I really don’t care too much about how lawyers reduce costs and maintain their partners’ lifestyles. The more interesting question is, “Why the rush to predictive systems?”

My hypotheses:

  1. Companies have identified a way to couple fear with cost control. Those involved in a legal matter can slash certain costs and assuage to some degree the fear that an important factoid will probably not be overlooked. Marketers can convert this notion into a signed contract.
  2. Law firms have to cut costs. Even though there is a surfeit of legal eagles, the money is not sloshing around as it did in the days of the ATT or IBM break up matters. Those were the days. Now law firms have to figure out how to make sales, win cases, and make money. One of my attorneys bailed out of litigation and became a blogger and college professor. Another attorney I know was disenchanted and now does push ups for a living. Cost cutting is possible with technology. One assumes the technology works.
  3. Clients want to sue and their competitors want to sue them. In order to deal with the thermonuclear war of modern litigation, technology sure seems to be the way to go. The rush to predictive analytics just seems to make so much sense. Once again, if these methods worked, why are the vendors pitching cash strapped and fearful clients? Answer: the prediction works within certain narrow domains and one has to find a client who buys into the limitations.

The predictive analytics bandwagon is rolling along. The information superhighway is growing crowded with bandwagons for Big Data, cloud computing, and surveillance systems. Is the technology flashy? No. The demos are. What’s the reality of these next generation systems? Well, they are expensive to set up, tune, and keep in step with competitive systems rushing to market.

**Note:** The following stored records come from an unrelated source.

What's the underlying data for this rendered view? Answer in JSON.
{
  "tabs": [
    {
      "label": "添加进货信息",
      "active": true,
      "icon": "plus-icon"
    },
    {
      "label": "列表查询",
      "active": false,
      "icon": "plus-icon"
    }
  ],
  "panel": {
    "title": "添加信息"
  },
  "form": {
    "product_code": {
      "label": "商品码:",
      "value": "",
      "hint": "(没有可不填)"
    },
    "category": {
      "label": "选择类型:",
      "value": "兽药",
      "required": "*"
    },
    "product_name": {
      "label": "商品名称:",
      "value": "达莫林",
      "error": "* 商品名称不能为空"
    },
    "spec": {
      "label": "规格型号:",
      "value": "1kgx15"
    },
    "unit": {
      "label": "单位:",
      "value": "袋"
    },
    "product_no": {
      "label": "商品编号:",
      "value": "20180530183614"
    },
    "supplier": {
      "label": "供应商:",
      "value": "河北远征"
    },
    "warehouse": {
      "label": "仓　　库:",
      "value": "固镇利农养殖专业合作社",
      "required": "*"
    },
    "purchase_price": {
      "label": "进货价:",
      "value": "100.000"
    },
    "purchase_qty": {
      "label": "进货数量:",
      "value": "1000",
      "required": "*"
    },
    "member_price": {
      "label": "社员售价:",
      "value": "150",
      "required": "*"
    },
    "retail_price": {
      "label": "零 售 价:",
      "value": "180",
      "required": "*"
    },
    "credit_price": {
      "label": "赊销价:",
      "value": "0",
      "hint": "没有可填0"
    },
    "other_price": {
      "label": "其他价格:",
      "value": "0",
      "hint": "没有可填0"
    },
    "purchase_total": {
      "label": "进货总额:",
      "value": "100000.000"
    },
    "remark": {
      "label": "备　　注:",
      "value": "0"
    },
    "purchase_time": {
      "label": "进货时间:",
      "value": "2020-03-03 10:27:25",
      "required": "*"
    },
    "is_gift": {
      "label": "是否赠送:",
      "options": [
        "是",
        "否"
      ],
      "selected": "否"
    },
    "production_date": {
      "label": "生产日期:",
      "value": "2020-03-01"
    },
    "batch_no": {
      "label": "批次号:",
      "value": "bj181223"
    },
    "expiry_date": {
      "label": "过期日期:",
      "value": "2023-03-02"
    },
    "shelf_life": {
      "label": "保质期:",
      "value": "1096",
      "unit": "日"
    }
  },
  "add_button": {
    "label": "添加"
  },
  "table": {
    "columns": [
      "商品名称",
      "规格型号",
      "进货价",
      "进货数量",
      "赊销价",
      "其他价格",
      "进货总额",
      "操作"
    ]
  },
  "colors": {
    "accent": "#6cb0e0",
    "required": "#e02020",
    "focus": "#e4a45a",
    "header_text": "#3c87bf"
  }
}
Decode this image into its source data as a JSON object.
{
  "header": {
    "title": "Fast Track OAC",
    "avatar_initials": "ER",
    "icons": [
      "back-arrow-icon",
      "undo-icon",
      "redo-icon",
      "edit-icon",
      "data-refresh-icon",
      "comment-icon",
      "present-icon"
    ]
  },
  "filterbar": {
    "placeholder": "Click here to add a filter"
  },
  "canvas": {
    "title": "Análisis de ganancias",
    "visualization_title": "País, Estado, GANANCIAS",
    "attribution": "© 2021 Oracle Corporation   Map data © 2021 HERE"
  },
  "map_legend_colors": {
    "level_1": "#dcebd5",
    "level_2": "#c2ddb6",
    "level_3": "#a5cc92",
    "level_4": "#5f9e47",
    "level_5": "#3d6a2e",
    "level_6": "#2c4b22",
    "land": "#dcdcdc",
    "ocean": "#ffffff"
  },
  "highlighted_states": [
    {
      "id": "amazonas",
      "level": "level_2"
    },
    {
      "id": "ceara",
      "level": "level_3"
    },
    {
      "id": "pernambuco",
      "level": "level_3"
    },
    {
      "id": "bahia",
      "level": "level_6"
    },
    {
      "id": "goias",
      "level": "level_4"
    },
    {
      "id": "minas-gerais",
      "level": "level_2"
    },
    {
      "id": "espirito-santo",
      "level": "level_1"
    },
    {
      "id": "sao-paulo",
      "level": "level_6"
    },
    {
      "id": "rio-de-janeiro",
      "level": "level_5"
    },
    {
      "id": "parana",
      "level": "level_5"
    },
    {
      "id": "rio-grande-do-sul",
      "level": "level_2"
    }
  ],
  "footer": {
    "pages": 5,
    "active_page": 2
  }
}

Fast Company gives the impression that FTI has the market cornered. I don’t think FTI does have the market cornered. FTI bought Attenex in 2008. What happened between 2008 and the Fast Company article? For starters, there was the economic downturn. Next was the shift from innovation to litigation. Finally, there was the cost crunch in figuring out what was likely to be germane to a particular legal matter for a particular party to the matter.

Predictive coding has been around for a while. Attenex opened for business in 2001. That’s newer than the pious reverend who did the Bayesian thing, but in Internet years, that’s pretty darned old.

Are there more modern approaches? Yep. Will I mention them in this write up? Nope. Just keep one point in mind.

If the predictive stuff worked, those with the functioning method would be making money in horses, stocks, or sports betting.

Predictive systems and methods have utility. Is that utility what the licensees know and understand? Answering this question explains the market and the limitations of modern predictive systems in my opinion.